China halts foreign travel permits to Tibet - Xinhua
BEIJING (Reuters) - China suspended foreign travel permits to Tibet out of "safety concerns", state media said, and troops locked down its capital Lhasa to try to prevent a repeat of Friday's violence, the most serious in nearly two decades.
Tension was high in Lhasa on Sunday, as police and anti-riot troops locked down the city, and crews emerged to sweep rubble-strewn streets and remove overturned cars.
The protests, which the region's exiled leaders said resulted in 80 deaths, have rocked authorities and shattered China's carefully-cultivated image of a harmonious, united nation ahead of the Olympic Games in August.
The Tibetan regional government suspended handling applications by foreigners to travel to the Himalayan region, Xinhua news agency said late on Sunday, citing a local official.

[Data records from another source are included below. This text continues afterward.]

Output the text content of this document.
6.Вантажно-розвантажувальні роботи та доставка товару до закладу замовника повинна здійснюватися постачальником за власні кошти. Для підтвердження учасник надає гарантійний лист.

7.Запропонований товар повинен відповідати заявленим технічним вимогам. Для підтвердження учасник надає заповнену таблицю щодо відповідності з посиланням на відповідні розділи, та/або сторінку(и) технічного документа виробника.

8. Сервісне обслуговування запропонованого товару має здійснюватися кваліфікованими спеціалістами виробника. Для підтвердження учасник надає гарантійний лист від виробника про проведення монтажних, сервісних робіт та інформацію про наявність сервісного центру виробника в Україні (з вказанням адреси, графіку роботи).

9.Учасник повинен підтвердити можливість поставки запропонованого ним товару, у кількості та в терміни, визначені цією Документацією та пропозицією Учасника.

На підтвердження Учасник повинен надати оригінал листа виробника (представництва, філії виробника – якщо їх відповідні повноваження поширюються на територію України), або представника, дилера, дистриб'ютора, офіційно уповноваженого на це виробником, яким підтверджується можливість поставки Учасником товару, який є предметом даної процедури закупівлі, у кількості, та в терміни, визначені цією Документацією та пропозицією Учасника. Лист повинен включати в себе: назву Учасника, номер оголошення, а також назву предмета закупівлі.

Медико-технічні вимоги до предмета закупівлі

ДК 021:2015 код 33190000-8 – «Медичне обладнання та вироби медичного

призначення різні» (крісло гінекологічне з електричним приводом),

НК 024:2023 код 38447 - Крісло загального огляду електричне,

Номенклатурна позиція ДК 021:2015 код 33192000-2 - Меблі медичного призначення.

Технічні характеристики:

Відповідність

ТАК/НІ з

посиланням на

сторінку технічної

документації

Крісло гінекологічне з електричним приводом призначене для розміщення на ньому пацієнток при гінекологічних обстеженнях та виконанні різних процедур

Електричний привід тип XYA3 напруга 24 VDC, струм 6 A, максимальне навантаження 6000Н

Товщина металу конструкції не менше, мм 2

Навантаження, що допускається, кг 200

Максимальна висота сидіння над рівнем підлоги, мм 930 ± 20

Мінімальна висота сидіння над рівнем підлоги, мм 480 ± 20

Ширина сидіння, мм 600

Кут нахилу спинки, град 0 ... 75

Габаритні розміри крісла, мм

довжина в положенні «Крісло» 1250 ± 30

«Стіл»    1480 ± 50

China, wary of civil unrest, demands foreigners lodge visa-like applications for approval to enter Tibet.
"We also suggest foreign tourists now in Tibet to leave in the coming days," Xinhua quoted Ju Jianhua, director with the region's foreign affairs office, as saying.
Local civil air, rail and highway departments would "provide convenience" for foreign travellers wishing to cut their trips short, Xinhua said, citing Ju.
Foreign tourists have already been blocked from entering Lhasa, where Chinese troops were guarding monasteries and other installations, witnesses told Reuters as they arrived in other cities from Tibet on Saturday.
In Lhasa, authorities have set rioters in Lhasa an ultimatum, urging them to hand themselves in to police by Monday midnight and gain possible clemency, or face harsher punishment.
Monks first took to the streets of Tibet last Monday to mark the 49th anniversary of a failed uprising, and protests soon spread to adjoining regions inhabited by pockets of Tibetans.